In 2000 there were 839 workers who lived in the municipality. Of these, 435 or about 51.8% of the residents worked outside Warth-Weiningen while 204 people commuted into the municipality for work. There were a total of 608 jobs (of at least 6 hours per week) in the municipality. Of the working population, 9.9% used public transportation to get to work, and 52.8% used a private car.

==Religion==
From the 2000 census, 352 or 31.1% were Roman Catholic, while 638 or 56.4% belonged to the Swiss Reformed Church. Of the rest of the population, there are 3 individuals (or about 0.27% of the population) who belong to the Orthodox Church, and there are 40 individuals (or about 3.54% of the population) who belong to another Christian church. There were 6 (or about 0.53% of the population) who are Islamic. There are 2 individuals (or about 0.18% of the population) who belong to another church (not listed on the census), 81 (or about 7.16% of the population) belong to no church, are agnostic or atheist, and 9 individuals (or about 0.80% of the population) did not answer the question.

==Education==
In Warth-Weiningen about 84.7% of the population (between age 25-64) have completed either non-mandatory upper secondary education or additional higher education (either university or a Fachhochschule).

Warth-Weiningen is home to the Warth-Weiningen primary school district.

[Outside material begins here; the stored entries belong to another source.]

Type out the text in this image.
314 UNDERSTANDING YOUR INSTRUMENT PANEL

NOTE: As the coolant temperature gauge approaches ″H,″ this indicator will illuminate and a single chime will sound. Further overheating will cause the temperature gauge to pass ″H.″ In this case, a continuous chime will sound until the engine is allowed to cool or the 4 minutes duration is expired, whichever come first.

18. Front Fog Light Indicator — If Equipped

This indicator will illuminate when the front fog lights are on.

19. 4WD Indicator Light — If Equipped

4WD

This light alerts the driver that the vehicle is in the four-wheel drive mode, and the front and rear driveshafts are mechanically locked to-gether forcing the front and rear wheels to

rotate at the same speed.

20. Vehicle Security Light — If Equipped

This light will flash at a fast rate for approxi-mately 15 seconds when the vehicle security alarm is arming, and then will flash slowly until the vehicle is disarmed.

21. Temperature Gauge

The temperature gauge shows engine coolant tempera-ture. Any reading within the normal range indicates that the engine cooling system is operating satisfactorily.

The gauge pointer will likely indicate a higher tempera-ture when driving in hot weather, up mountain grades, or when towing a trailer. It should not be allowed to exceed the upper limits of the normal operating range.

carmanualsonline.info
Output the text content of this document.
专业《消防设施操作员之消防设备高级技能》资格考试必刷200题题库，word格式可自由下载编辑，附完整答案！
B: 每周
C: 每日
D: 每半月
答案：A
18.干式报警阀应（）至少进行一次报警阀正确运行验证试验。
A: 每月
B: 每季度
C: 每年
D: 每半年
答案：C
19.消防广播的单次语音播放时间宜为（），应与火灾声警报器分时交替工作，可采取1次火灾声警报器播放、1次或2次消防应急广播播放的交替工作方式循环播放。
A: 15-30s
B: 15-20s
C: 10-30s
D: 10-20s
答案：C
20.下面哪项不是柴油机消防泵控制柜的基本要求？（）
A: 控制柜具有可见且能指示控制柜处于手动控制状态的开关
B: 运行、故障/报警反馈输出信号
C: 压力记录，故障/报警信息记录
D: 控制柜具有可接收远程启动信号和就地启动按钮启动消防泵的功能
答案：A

In the 2008/2009 school year there were 106 students. There were 24 children in the kindergarten, and the average class size was 24 kindergartners. Of the children in kindergarten, 13 or 54.2% were female, 1 or 4.2% were not Swiss citizens and 1 or 4.2% did not speak German natively. The lower and upper primary levels begin at about age 5-6 and last for 6 years. There were 40 children in who were at the lower primary level and 42 children in the upper primary level. The average class size in the primary school was 16.4 students. At the lower primary level, there were 20 children or 50.0% of the total population who were female, and 1 or 2.5% did not speak German natively. In the upper primary level, there were 20 or 47.6% who were female.